Medical Image Analysis
|December 20, 2021
Summary
This study introduces Dynamic Topology Analysis to map multifocal lesions using network science and persistent homology. The framework improves disease understanding and precision medicine for conditions like multiple sclerosis.
Area of Science:
- Medical Imaging Analysis
- Network Science
- Computational Topology
Background:
- Analyzing multifocal lesion spatial patterns in MRI is crucial for disease understanding and precision medicine.
- Current methods using feature engineering and deep learning have limitations in exploring lesion topology.
- Network science offers a way to model inter-lesion topology, but graph construction and community quantification remain challenging.
Purpose of the Study:
- To develop a novel Dynamic Topology Analysis framework using persistent homology to explore multifocal lesion patterns.
- To investigate the predictive value of global geometry and local clusters of multifocal lesions.
- To address challenges in informative graph construction and community structure quantification in network science.
Main Methods:
- Proposed a Dynamic Hierarchical Network to build multi-scale topology from sparse to dense networks.

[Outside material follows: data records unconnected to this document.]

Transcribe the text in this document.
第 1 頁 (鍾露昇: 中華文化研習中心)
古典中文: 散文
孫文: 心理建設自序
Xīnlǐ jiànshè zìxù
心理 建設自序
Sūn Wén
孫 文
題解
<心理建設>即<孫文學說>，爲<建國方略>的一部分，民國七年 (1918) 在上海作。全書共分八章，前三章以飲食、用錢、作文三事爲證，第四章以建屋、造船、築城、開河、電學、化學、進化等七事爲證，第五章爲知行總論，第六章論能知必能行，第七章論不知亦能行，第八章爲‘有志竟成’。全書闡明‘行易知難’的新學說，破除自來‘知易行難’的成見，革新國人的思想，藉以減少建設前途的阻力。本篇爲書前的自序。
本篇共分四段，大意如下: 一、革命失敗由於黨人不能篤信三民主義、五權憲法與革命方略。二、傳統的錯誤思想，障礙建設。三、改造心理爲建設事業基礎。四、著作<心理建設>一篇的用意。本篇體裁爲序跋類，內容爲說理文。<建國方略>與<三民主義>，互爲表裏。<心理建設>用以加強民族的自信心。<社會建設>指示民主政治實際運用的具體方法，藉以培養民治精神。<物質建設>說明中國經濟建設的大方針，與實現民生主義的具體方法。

- Introduced K-simplex Filtration for higher-level topological abstraction and community identification.
- Developed Decomposed Community Persistence algorithm to quantify and track dynamic community evolution.
Main Results:
- The framework successfully constructed multi-scale global and community-level topologies.
- Quantified community structures and integrated them with global geometric invariants for topological pattern analysis.
- Achieved high performance in diagnostic differentiation (ROC AUC 0.875) and prognostic prediction (ROC AUC 0.767) for multiple sclerosis.
Conclusions:
- The Dynamic Topology Analysis framework provides a robust method for quantitatively analyzing multifocal lesion spatial patterns.
- The approach outperforms existing persistent homology, feature engineering, and deep learning methods.
- This framework holds significant potential for advancing precision medicine in multifocal diseases like multiple sclerosis.